Nevertheless, this was a passionate young man of 24 writing the first non-imperial account of a dramatic struggle. It was passionate and pulsating, being smuggled to India wrapped in dust jackets saying Don Quixote and Pickwick Papers. The British Government arrested Savarkar and sought to send him to India to stand trial. At Marseilles, in a dramatic move, he squeezed out of the porthole and swam to the shore, claiming asylum from the French Government.
It was refused and he was re-arrested on French soil and handed over to the British. This was in breach of international law and among those who protested at Savarkar being denied asylum was Jean Longuet, French lawyer-editor and grandson of Karl Marx.

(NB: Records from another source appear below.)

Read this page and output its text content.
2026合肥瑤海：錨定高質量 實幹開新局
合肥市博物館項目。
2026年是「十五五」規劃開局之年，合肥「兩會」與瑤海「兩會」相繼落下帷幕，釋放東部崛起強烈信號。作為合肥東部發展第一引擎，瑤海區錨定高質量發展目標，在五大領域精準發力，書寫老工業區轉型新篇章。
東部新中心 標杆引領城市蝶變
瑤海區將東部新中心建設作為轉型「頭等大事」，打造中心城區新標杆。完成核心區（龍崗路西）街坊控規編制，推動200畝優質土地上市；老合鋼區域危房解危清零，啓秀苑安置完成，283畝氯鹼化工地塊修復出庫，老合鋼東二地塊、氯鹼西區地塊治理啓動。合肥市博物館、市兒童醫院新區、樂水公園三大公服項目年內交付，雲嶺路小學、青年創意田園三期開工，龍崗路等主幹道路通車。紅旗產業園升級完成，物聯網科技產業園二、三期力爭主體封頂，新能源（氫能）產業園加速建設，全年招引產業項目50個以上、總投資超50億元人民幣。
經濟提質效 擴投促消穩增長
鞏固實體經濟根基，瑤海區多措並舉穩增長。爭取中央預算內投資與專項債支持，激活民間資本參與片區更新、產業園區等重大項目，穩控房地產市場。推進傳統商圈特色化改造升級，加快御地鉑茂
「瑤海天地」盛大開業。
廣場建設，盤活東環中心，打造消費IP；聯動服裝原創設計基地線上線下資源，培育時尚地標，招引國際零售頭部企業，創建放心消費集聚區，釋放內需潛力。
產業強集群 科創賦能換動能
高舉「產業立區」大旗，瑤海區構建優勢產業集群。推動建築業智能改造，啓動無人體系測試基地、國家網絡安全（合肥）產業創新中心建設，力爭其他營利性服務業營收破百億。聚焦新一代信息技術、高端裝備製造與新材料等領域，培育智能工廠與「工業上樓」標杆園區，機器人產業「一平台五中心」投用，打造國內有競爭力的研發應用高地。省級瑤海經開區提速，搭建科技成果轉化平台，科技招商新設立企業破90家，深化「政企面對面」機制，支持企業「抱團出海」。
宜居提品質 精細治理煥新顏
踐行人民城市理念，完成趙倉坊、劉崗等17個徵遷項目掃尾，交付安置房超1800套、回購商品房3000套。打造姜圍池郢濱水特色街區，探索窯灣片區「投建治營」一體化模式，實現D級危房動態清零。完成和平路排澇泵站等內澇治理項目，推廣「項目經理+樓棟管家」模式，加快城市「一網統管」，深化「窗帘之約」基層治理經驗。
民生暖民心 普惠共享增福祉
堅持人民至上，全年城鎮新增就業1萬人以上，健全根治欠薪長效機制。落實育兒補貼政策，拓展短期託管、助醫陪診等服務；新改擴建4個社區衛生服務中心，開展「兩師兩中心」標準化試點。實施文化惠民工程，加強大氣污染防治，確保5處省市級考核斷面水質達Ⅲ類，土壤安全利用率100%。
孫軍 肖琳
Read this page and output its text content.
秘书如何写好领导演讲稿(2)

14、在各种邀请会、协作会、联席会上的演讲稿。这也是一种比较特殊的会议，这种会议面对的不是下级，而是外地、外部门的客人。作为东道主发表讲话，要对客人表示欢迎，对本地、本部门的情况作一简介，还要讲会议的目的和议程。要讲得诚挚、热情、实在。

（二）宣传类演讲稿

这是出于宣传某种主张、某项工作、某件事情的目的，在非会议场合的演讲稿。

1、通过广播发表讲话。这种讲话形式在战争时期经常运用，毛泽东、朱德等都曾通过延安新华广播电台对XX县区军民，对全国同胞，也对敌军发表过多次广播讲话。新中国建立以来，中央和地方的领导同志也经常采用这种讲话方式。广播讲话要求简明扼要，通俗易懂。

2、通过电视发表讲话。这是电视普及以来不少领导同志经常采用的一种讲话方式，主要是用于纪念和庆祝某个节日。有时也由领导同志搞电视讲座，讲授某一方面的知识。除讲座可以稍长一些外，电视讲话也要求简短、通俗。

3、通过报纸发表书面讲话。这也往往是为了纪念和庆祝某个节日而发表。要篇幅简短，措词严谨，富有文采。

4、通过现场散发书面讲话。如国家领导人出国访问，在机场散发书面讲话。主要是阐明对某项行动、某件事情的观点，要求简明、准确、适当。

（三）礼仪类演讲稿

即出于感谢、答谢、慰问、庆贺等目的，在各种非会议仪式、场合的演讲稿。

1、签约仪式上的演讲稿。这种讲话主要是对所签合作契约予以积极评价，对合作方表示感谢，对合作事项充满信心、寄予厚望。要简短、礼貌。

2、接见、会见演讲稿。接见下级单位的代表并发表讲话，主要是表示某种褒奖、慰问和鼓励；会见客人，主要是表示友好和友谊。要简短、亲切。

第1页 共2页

Savarkar was heavily influenced by Italian thinkers such as Mazzini. He saw Hindutva as an Indian Risorgimeto, conceptualising it as a reawakening of the national spirit and of a pride in, and understanding of, the territorial frontiers of India. He was not a religious sort and did not interpret 'Hindu' solely in terms of worship. He was an early opponent of Dalit exclusion, seeing a Hindu harmonisation process as essential to national unity.
Savarkar was often impatient with the RSS and it is piquant to compare him with MS Golwalkar, 'Guruji' as he is called and the man who made the Sangh the all-India institution that it is today. Savarkar was a thinker, Golwalkar a do-er; Savarkar was the rare Hindu mind who understood statecraft and the importance of state power, Golwalkar sought to change society by working bottom-up from grassroots communities. For Golwalkar (as for Gandhi), the Hindu was ascetic-exemplar; for Savarkar, he was warrior-ideal.
The two streams were not antithetical but clearly complementary. When they finally merged, consciously or otherwise, in the late-1980s, it changed Indian politics and moved the polity irrevocably to the Right. At its best, the BJP is a confluence of Savarkar and Golwalkar.
Savarkar had known it all along. Just before his death, in an emotional piece called "This, My Legacy", he had written: "If we are to live with honour and dignity as a Hindu nation -- and we have the right to do so -- that nation must emerge under the Hindu flag. This, my dream, shall come true -- if not in this generation at least in the next. If it remains an empty dream, I shall prove a fool. If it comes true, I shall prove a prophet. This, my legacy, I bequeath to you."
Savarkar is gone. Let us cherish his legacy, salute the prophet.